Fig. 3 depicts a perspective view of an aerosol-generating device 10. The upstream end of the device can clearly be seen. It includes the flexible membrane 12 and the opening 14 comprising two intersecting slits. Additionally, a USB port 13 is present which can be used in order to recharge the power source present in the aerosol-generating device 10. Two arrows depicted with 22B or 22A indicate possible directions of insertion of the cleaning tool into the cavity (not shown) of the device. The arrow denoted with 22B shows insertion of the cleaning tool from the upstream end of the device through the opening 14 into the cavity. The arrow denoted with 22A shows the insertion of the cleaning tool in opposite direction from the cavity through the opening 14. The possible directions of insertion of the cleaning tool are along the central longitudinal cavity axis 16A. This central longitudinal cavity axis 16A is offset from the central longitudinal device axis 10C. This allows the air flow path through the cavity to be directed spaced apart from the other internal components of the aerosol-generating device, such as circuitry or a power source.

Fig. 4 depicts a top view of an embodiment of a flexible membrane 12, which comprises slits 14. The slit 14 comprises a first lip 14A and an opposing second lip 14B which are spaced apart from each other. Both spaced apart lips form a slit with a small opening having the width L2, denoted with the reference numeral 14D. Two slits 14 are present which intersect in the central portion and form an aperture 14C in the central portion. The aperture has a width D1 denoted with the reference numeral 14E, with D1 being larger than the width L2. Thus, crossshaped slits are formed. These slits, in particular the aperture 14C may serve as an air inlet for the aerosol-generating device. These slits also may be easy to open by pushing a cleaning tool therethrough. In particular, four different flexible sections 12A, 12B, 12C and 12D of the flexible membrane 12 are formed which can easily be bended when applying pressure using a cleaning tool.

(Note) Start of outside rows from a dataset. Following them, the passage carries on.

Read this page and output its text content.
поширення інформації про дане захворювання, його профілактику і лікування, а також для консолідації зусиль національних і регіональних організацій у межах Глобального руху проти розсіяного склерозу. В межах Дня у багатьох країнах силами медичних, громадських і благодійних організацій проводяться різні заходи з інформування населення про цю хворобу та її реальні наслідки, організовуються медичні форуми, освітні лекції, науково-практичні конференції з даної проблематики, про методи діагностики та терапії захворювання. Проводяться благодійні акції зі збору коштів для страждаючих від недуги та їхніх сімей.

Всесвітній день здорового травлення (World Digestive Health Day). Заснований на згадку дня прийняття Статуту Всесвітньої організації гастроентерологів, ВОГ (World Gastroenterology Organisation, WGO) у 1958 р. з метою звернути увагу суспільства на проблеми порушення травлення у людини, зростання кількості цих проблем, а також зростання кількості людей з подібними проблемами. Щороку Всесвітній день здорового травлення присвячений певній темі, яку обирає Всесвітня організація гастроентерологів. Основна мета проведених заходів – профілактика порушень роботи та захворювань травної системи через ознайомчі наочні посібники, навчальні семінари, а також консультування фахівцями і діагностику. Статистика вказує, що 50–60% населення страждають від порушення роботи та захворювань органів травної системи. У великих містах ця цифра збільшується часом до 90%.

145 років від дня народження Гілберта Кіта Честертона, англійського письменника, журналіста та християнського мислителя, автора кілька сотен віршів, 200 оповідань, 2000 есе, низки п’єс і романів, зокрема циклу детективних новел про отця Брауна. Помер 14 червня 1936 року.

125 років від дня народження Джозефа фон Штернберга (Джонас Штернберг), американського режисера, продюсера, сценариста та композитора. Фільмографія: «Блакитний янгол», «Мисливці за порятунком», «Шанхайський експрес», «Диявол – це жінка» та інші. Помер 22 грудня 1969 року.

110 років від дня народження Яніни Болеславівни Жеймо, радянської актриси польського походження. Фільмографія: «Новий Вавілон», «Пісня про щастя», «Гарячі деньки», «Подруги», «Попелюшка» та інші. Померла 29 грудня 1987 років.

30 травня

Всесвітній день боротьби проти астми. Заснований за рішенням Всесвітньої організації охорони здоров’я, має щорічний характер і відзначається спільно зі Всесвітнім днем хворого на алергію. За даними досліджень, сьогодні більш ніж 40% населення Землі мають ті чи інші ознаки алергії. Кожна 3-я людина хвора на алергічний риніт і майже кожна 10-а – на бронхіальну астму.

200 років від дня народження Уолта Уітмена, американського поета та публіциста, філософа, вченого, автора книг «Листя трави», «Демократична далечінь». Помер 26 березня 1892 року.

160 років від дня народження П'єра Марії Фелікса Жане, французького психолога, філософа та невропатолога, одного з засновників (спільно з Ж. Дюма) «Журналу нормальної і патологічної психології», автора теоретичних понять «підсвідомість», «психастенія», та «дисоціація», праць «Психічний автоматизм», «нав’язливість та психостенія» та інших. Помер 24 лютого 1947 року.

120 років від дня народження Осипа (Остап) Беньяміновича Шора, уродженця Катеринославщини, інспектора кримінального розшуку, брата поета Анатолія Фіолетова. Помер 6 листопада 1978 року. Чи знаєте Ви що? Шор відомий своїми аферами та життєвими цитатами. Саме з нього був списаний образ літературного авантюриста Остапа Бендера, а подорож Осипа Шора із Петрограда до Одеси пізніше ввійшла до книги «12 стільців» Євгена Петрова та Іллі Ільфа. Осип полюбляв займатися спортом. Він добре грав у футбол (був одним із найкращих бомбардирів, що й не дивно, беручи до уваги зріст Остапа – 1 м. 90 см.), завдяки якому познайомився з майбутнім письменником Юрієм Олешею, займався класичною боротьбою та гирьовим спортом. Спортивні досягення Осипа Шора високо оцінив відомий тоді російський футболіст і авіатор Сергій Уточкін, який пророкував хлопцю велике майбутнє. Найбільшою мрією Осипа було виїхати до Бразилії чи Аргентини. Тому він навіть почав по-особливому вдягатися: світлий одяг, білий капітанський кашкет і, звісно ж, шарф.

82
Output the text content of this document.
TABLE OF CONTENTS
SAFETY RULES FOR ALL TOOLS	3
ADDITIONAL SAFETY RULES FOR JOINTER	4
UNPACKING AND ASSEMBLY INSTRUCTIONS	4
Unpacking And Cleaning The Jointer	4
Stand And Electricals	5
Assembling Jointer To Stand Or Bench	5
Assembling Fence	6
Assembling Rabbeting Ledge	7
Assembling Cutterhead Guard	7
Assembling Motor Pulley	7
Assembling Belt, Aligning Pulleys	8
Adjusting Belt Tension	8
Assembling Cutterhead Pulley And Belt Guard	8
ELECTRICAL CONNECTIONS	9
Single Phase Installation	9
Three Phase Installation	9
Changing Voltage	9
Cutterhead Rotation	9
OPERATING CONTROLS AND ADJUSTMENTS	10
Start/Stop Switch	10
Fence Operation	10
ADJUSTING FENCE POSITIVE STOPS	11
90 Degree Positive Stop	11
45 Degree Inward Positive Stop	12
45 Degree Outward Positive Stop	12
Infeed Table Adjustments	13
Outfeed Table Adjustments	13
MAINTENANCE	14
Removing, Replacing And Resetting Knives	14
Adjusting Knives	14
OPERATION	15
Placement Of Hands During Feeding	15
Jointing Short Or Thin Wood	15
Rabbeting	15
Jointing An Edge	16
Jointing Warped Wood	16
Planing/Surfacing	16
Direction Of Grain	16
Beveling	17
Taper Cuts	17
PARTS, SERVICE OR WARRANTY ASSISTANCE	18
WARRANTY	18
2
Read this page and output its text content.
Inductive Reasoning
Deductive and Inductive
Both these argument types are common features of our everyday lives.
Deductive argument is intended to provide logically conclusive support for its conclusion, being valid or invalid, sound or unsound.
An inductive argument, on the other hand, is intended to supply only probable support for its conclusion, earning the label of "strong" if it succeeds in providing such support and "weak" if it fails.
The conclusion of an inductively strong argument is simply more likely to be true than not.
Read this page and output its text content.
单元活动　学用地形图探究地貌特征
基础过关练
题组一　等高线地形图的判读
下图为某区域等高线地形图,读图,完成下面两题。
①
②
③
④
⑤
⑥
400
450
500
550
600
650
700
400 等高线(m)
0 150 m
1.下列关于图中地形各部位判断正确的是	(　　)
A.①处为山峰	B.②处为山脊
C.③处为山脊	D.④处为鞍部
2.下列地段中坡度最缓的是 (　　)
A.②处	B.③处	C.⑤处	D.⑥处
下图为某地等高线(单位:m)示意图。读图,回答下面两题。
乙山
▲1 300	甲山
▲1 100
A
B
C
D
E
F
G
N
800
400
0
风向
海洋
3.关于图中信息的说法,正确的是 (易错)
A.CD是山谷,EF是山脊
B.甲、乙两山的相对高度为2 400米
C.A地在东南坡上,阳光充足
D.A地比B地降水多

Fig. 5A and 5C show top views of two flexible membranes 12, which both comprise different slits 14. Fig. 5A shows two slits 14 intersecting and forming a cross. The slits 14 comprise two opposing first lips 14A and a second lip 14B, which are spaced apart from each other, thereby forming a small opening. Fig. 5B shows slits 14 in the membrane 16, which form a 3-ray star, so that three separate flexible sections 12A, 12B and 12C are formed in the flexible membrane 12. These three flexible sections can easily be pushed away when passing a cleaning tool through the flexible membrane.

Fig. 6A and 6B depict flexible membranes 12 including incisions 14F. These incisions 14F comprise a first lip 14A and a second lip 14B which directly about each other and which therefore do not form a narrow slit-like opening in the membrane 12. These incisions therefore increase the resistance to draw of the aerosol-generating device and do not serve as air inlets. In this case, additional air inlets are normally present in the aerosol-generating device allowing the entrance of air into the cavity of the device. Nevertheless, these incisions 14F allow a cleaning tool to be pushed through the flexible membrane 12 thereby enabling an easy cleaning of the cavity of the aerosol-generating device.